Servizi per il lavoro

Scuola-lavoro, in campo 30 big del farmaceutico

di Claudio Tucci

Più di 30 colossi farmaceutici coinvolti, 35 per l’esattezza. Una decina di istituti tecnici sparsi tra Lazio, Emilia Romagna e Lombardia. Circa 200 studenti impegnati in percorsi di scuola-lavoro, con oltre 500 ore di formazione erogata (tra lezioni frontali, project work e visite aziendali), e 700 e più ore di esperienza pratica, “on the job”, per conoscere da vicino l’intero iter della produzione farmaceutica o il funzionamento dei laboratori di controllo e qualità.

Farmindustria ha presentato ieri, assieme alla Fondazione Edison, i numeri del primo progetto pilota (strutturato in due moduli triennali, uno appena concluso, l’altro ancora in corso) di alternanza scuola-lavoro nel settore farmaceutico.

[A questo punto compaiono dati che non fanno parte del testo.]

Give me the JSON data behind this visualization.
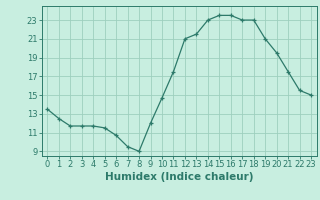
{
  "x": [
    0,
    1,
    2,
    3,
    4,
    5,
    6,
    7,
    8,
    9,
    10,
    11,
    12,
    13,
    14,
    15,
    16,
    17,
    18,
    19,
    20,
    21,
    22,
    23
  ],
  "y": [
    13.5,
    12.5,
    11.7,
    11.7,
    11.7,
    11.5,
    10.7,
    9.5,
    9.0,
    12.0,
    14.7,
    17.5,
    21.0,
    21.5,
    23.0,
    23.5,
    23.5,
    23.0,
    23.0,
    21.0,
    19.5,
    17.5,
    15.5,
    15.0
  ],
  "xlabel": "Humidex (Indice chaleur)",
  "ylim": [
    8.5,
    24.5
  ],
  "xlim": [
    -0.5,
    23.5
  ],
  "yticks": [
    9,
    11,
    13,
    15,
    17,
    19,
    21,
    23
  ],
  "xticks": [
    0,
    1,
    2,
    3,
    4,
    5,
    6,
    7,
    8,
    9,
    10,
    11,
    12,
    13,
    14,
    15,
    16,
    17,
    18,
    19,
    20,
    21,
    22,
    23
  ],
  "line_color": "#2d7a6a",
  "marker_color": "#2d7a6a",
  "bg_color": "#c8eee0",
  "grid_color": "#9ecfbe",
  "axis_color": "#2d7a6a",
  "xlabel_fontsize": 7.5,
  "tick_fontsize": 6.0
}
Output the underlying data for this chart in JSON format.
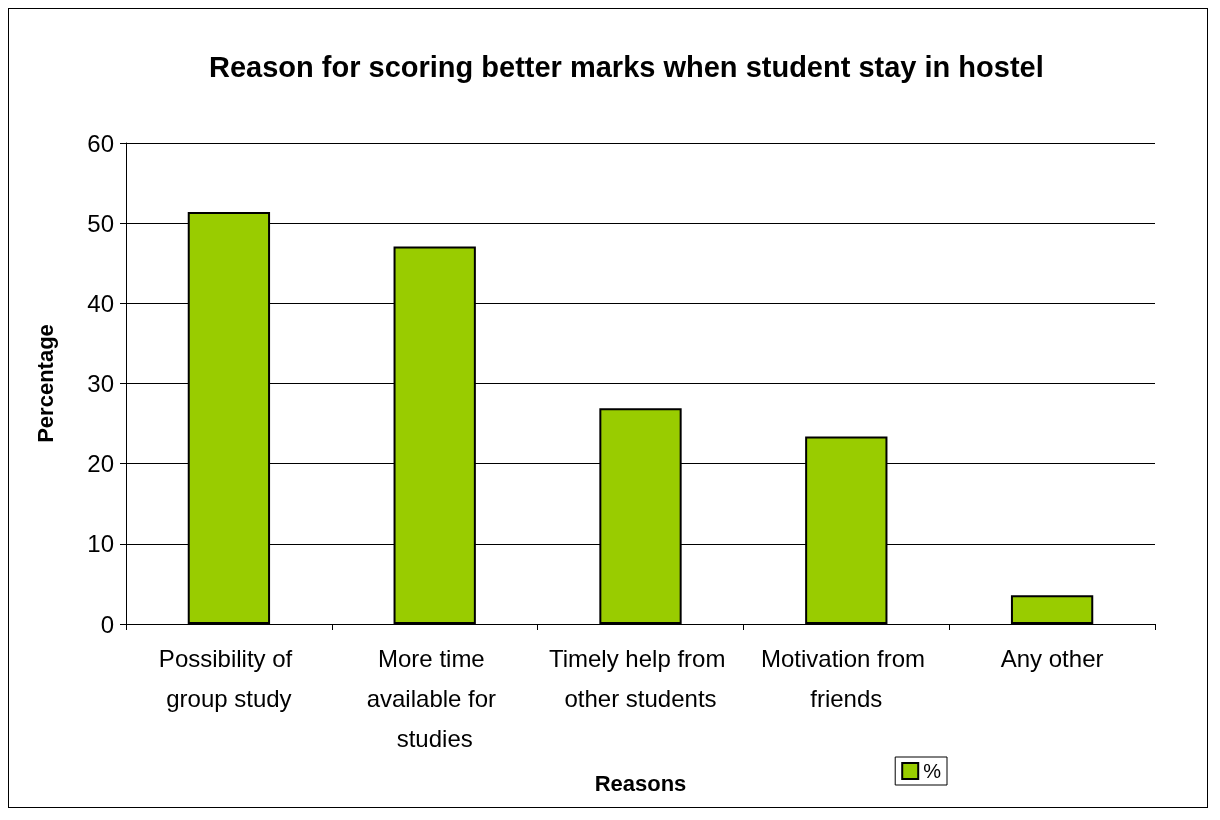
{
  "chart_data": {
    "type": "bar",
    "title": "Reason for scoring better marks when student stay in hostel",
    "xlabel": "Reasons",
    "ylabel": "Percentage",
    "categories": [
      "Possibility of group study",
      "More time available for studies",
      "Timely help from other students",
      "Motivation from friends",
      "Any other"
    ],
    "series": [
      {
        "name": "%",
        "color": "#99cc00",
        "values": [
          51.4,
          47.1,
          26.9,
          23.4,
          3.6
        ]
      }
    ],
    "ylim": [
      0,
      60
    ],
    "yticks": [
      0,
      10,
      20,
      30,
      40,
      50,
      60
    ],
    "grid": "y",
    "legend": "bottom right"
  }
}
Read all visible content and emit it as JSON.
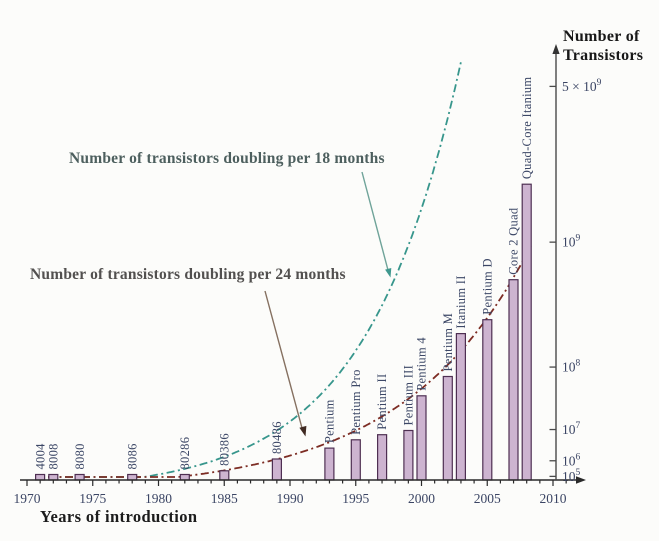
{
  "labels": {
    "y_title_line1": "Number of",
    "y_title_line2": "Transistors"
  },
  "chart_data": {
    "type": "bar",
    "title": "",
    "xlabel": "Years of introduction",
    "ylabel": "Number of Transistors",
    "y_scale": "log",
    "grid": false,
    "legend_position": "annotated-arrows",
    "xlim": [
      1970,
      2012
    ],
    "x_ticks": [
      1970,
      1975,
      1980,
      1985,
      1990,
      1995,
      2000,
      2005,
      2010
    ],
    "y_ticks": [
      {
        "value": 5000000000,
        "prefix": "5 × ",
        "base": "10",
        "exp": "9"
      },
      {
        "value": 1000000000,
        "prefix": "",
        "base": "10",
        "exp": "9"
      },
      {
        "value": 100000000,
        "prefix": "",
        "base": "10",
        "exp": "8"
      },
      {
        "value": 10000000,
        "prefix": "",
        "base": "10",
        "exp": "7"
      },
      {
        "value": 1000000,
        "prefix": "",
        "base": "10",
        "exp": "6"
      },
      {
        "value": 100000,
        "prefix": "",
        "base": "10",
        "exp": "5"
      }
    ],
    "processors": [
      {
        "name": "4004",
        "year": 1971,
        "transistors": 2300
      },
      {
        "name": "8008",
        "year": 1972,
        "transistors": 3500
      },
      {
        "name": "8080",
        "year": 1974,
        "transistors": 6000
      },
      {
        "name": "8086",
        "year": 1978,
        "transistors": 29000
      },
      {
        "name": "80286",
        "year": 1982,
        "transistors": 134000
      },
      {
        "name": "80386",
        "year": 1985,
        "transistors": 275000
      },
      {
        "name": "80486",
        "year": 1989,
        "transistors": 1200000
      },
      {
        "name": "Pentium",
        "year": 1993,
        "transistors": 3100000
      },
      {
        "name": "Pentium Pro",
        "year": 1995,
        "transistors": 5500000
      },
      {
        "name": "Pentium II",
        "year": 1997,
        "transistors": 7500000
      },
      {
        "name": "Pentium III",
        "year": 1999,
        "transistors": 9500000
      },
      {
        "name": "Pentium 4",
        "year": 2000,
        "transistors": 42000000
      },
      {
        "name": "Pentium M",
        "year": 2002,
        "transistors": 77000000
      },
      {
        "name": "Itanium II",
        "year": 2003,
        "transistors": 220000000
      },
      {
        "name": "Pentium D",
        "year": 2005,
        "transistors": 291000000
      },
      {
        "name": "Core 2 Quad",
        "year": 2007,
        "transistors": 582000000
      },
      {
        "name": "Quad-Core Itanium",
        "year": 2008,
        "transistors": 2000000000
      }
    ],
    "curves": [
      {
        "name": "Number of transistors doubling per 18 months",
        "doubling_months": 18,
        "start_year": 1971,
        "start_value": 2300,
        "end_year": 2003.1,
        "color": "#37968c"
      },
      {
        "name": "Number of transistors doubling per 24 months",
        "doubling_months": 24,
        "start_year": 1971,
        "start_value": 2300,
        "end_year": 2008.35,
        "color": "#7d2d24"
      }
    ],
    "colors": {
      "bar_fill": "#cdb4d0",
      "bar_border": "#4e2f52",
      "curve_18m": "#37968c",
      "curve_24m": "#7d2d24",
      "axis": "#2a2a2a",
      "tick_text": "#3b4564"
    }
  }
}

Si è trattato di «una esperienza positiva e al tempo stesso molto innovativa - ha commentato il presidente di Farmindustria, Massimo Scaccabarozzi -. L’obiettivo è stato quello di far conoscere ai ragazzi la nostra realtà lavorativa, dove competenza, professionalità e dedizione sono elementi imprescindibili».

I ragazzi (circa 80) che hanno concluso il primo corso, che ha interessato quattro scuole, due licei scientifici e due istituti tecnici di Lazio ed Emilia Romagna, hanno potuto acquisire, ad esempio, le competenze necessarie alla comprensione del ciclo di vita di un farmaco, quindi una serie di attività di laboratorio, dal design del principio attivo alla sua sintesi ed incorporazione nella forma farmaceutica; in altri casi, ancora, hanno svolto un vero e proprio project work sul «Patient Journey», simulando, cioè, il lancio di una nuova terapia.

Del resto, ragazzi e docenti hanno potuto contare sulla disponibilità di multinazionali all’avanguardia: parliamo, tra l’altro, di imprese del calibro di AbbVie, Alfasigma, BSP Pharmaceuticals, Chiesi, C.O.C. Farmaceutici, GSK, I.B.I. Lorenzini, Janssen, Menarini e Marchesini.

«Le nozioni sono certamente necessarie - hanno aggiunto Scaccabarozzi, affiancato da Antonio Messina, componente della giunta di Farmindustria con delega alle relazioni industriali - ma per i futuri professionisti del farmaco sarà sempre più importante essere curiosi e “imparare ad imparare”, perché saperi e competenze si intersecano e spesso si contaminano. Emergeranno tanti nuovi profili professionali che la scuola oggi non conosce. Per questo le esperienze di alternanza scuola-lavoro sono fondamentali, e dobbiamo lavorare tutti insieme per promuoverle».

Le aziende sono già nella partita, assieme a sindacati, associazioni territoriali e uffici scolastici regionali. Fondazione Edison, ha ricordato il vice presidente Marco Fortis, «ha avviato dal 2019 un programma di borse di studio a sostegno degli istituti tecnici superiori, della formazione professionale e della specializzazione universitaria in ingegneria. Il progetto, che vede la Fondazione Edison coinvolta con erogazioni per oltre 50mila euro l’anno a regime, si ricollega storicamente anche all’impegno a favore delle scuole tecniche, delle arti e dei mestieri, a cui gli ingegneri imprenditori lombardi fondatori di Edison sono sempre stati vicini sin dagli ultimi decenni dell’800, dando un impulso fattivo alla nascita della nuova classe dirigente dell’imprenditoria industriale italiana».